O Conselho Nacional de Justiça (CNJ) puniu com pena de censura o desembargador da Justiça do Trabalho Luz Alberto de Vargas. Ele divulgou em suas redes sociais imagens, memes e charges que demonstravam o descontentamento do magistrado em relação ao combate da pandemia da Covid-19 pelo então presidente Jair Bolsonaro (PL) e integrantes de seu governo.
Ao justificar a punição em razão dessas publicações, o relator da do caso, conselheiro Vieira de Mello Filho, esclareceu que o “CNJ já se debruçou sobre a questão da liberdade de manifestação: que não é absoluta nem tampouco ilimitada”.
O ministro citou normas específicos que dispõem sobre o uso do e-mail institucional por membros e servidores do Poder Judiciário, e a Resolução CNJ n. 305/2019, que estabeleceu os parâmetros para o uso das redes sociais por integrantes do Poder Judiciário.
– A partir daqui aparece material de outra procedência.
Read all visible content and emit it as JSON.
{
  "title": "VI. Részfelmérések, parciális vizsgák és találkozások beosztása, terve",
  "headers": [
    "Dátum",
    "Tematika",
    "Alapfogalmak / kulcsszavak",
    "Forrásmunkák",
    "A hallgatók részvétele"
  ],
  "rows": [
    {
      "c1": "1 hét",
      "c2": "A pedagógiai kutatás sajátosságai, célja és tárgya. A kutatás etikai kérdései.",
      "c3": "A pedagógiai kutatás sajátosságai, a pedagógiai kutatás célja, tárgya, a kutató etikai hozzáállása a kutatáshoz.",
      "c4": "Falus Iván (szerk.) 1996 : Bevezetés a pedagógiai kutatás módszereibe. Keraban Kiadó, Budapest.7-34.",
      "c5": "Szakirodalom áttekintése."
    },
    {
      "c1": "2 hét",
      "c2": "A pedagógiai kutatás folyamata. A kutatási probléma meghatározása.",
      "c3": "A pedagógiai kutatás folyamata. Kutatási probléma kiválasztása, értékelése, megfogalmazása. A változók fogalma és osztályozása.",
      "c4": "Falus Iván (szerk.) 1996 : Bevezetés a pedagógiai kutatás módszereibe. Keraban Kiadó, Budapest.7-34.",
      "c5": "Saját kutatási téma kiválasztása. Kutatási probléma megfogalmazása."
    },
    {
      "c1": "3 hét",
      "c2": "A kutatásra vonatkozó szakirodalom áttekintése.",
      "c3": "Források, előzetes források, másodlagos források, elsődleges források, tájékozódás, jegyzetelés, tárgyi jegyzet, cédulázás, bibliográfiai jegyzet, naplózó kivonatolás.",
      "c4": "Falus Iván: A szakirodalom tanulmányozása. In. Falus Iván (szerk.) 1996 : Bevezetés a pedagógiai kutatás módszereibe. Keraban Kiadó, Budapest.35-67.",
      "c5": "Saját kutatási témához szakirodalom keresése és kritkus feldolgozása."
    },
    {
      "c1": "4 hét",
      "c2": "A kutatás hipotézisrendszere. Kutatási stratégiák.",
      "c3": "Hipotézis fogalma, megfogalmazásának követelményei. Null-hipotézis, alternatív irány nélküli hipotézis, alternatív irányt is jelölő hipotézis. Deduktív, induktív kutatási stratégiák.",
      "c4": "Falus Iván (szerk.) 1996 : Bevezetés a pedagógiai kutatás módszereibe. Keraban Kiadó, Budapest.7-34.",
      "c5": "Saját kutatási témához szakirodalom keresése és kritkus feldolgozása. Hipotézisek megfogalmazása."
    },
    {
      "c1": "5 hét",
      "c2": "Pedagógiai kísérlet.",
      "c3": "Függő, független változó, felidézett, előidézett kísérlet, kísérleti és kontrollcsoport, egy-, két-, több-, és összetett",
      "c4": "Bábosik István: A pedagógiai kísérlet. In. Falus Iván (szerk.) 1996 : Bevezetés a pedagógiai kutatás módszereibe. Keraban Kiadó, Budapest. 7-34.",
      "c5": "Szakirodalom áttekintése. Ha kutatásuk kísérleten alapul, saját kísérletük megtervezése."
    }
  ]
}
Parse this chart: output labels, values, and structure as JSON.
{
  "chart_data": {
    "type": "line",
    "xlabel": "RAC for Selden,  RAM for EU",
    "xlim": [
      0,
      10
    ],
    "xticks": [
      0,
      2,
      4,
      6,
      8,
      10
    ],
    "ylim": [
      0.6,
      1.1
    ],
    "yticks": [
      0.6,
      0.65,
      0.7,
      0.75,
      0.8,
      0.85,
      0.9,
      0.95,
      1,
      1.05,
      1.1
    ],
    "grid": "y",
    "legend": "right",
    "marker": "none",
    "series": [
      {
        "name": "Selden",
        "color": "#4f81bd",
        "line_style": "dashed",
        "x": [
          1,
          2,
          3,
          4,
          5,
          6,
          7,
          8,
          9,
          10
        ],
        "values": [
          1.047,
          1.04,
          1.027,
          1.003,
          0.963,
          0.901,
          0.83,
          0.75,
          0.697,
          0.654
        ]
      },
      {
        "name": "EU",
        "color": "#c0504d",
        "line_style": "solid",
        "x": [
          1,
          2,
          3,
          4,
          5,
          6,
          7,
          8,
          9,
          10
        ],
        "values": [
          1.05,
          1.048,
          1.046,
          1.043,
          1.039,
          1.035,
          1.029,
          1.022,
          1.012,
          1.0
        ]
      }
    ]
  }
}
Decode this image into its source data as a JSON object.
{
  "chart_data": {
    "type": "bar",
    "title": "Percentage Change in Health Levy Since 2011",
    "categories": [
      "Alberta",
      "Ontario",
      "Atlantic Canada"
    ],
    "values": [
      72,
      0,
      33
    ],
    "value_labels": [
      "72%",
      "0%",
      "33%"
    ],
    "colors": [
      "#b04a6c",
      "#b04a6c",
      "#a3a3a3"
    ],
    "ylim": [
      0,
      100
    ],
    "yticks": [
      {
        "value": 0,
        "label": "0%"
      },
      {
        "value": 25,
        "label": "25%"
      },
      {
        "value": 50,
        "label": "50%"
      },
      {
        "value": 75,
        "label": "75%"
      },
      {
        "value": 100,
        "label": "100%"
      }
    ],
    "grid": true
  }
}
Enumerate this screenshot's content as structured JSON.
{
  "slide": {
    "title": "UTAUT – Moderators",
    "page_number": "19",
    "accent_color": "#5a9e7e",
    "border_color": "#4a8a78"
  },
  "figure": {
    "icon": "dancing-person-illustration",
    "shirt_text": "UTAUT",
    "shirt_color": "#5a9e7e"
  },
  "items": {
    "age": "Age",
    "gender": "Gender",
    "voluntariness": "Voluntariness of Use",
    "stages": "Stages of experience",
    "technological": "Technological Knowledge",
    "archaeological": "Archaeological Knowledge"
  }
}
Tais normas reforçam que, entre as condutas vedadas a magistrados está o de emitir opinião que demonstre atuação em atividade político-partidária ou manifestar-se em apoio ou crítica públicos a candidato, lideranças políticas ou partidos políticos.
Com a pena de censura, magistrado fica proibido de ser promovido por merecimento por um ano. Essa é considerada uma pena intermediária para quem descumpre as normas. A decisão se deu dentro de análise de Processo Administrativo Disciplinar (PAD).